Histoire philosophique et politique des établissemens et du commerce des Européens dans les deux Indes/Livre III/Chapitre 33

La bibliothèque libre.

XXXIII. La compagnie Angloiſe abandonne aux négocians particuliers le commerce d’Inde en Inde.

Un pareil inconvénient ne pouvoit pas empêcher la Compagnie Angloiſe de donner une grande extenſion à ſon commerce. Celui qu’on peut faire au-delà du cap de Bonne-Eſpérance & d’un port de l’Inde à l’autre, ne l’occupa pas long-tems. Elle fut de bonne heure aſſez éclairée pour comprendre que cette navigation ne lui convenoit pas. Ses agens l’entreprirent, de ſon aveu, pour leur propre compte ; & tous les Anglois furent invités à le partager ſous la condition qu’ils fourniroient une caution de 45 000 liv., qui garantiroit leur ſageſſe. Pour faciliter & accélérer des ſuccès qui devoient un jour augmenter les ſiens, la compagnie encouragea ces négocians, en prenant part à leurs expéditions, en leur cédant des intérêts dans ſes propres armemens, ſouvent même en ſe chargeant de leurs marchandiſes pour un fret modique. Cette conduite généreuſe, inſpirée par un eſprit national ſi oppoſé en tout au caractère du monopole, donna promptement de l’activité, de la force, de la conſidération aux colonies Angloiſes.

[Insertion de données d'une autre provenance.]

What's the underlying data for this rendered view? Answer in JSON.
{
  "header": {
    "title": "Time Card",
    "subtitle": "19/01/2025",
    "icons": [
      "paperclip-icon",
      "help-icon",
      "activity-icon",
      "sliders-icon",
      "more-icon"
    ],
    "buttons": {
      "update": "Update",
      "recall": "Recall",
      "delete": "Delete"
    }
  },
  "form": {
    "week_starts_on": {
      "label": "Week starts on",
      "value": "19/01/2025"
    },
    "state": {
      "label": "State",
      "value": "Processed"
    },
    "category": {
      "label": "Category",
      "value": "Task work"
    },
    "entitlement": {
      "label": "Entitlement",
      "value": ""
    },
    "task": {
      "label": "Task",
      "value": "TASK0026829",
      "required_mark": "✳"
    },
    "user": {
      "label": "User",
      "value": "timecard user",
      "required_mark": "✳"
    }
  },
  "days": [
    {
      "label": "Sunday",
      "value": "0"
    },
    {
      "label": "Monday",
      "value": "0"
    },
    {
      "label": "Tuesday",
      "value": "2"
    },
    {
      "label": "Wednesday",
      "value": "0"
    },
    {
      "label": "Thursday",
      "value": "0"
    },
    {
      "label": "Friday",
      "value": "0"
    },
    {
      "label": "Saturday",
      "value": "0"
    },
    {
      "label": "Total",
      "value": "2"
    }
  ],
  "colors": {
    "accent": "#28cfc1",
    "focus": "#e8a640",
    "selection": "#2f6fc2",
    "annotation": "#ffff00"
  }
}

Le commerce particulier a augmenté avec les proſpérités de la puisſance qui lui ſert d’appui, & a contribué à ſon tour à lui donner plus de ſolidité. Il emploie actuellement de très-grands capitaux & occupe environ deux cens bâtimens, depuis cinquante juſqu’à deux cens tonneaux, tous montés par des matelots Indiens. Le nombre s’en ſeroit accru davantage, ſi la compagnie n’avoit exigé dans tous ſes comptoirs un droit de cinq pour cent ſur toutes les marchandiſes du commerce libre, & un droit de huit & demi pour cent ſur toutes les remiſes que les agens de ce trafic voudroient faire paſſer dans la métropole. Lorſque ſes beſoins ne la forcèrent pas à ſe relâcher de ce dernier arrangement, ces fonds particuliers furent livrés aux autres négocians Européens ou aux officiers Anglois qui n’étant pas proprement attachés à la compagnie, pouvoient travailler pour eux en navigant pour elle.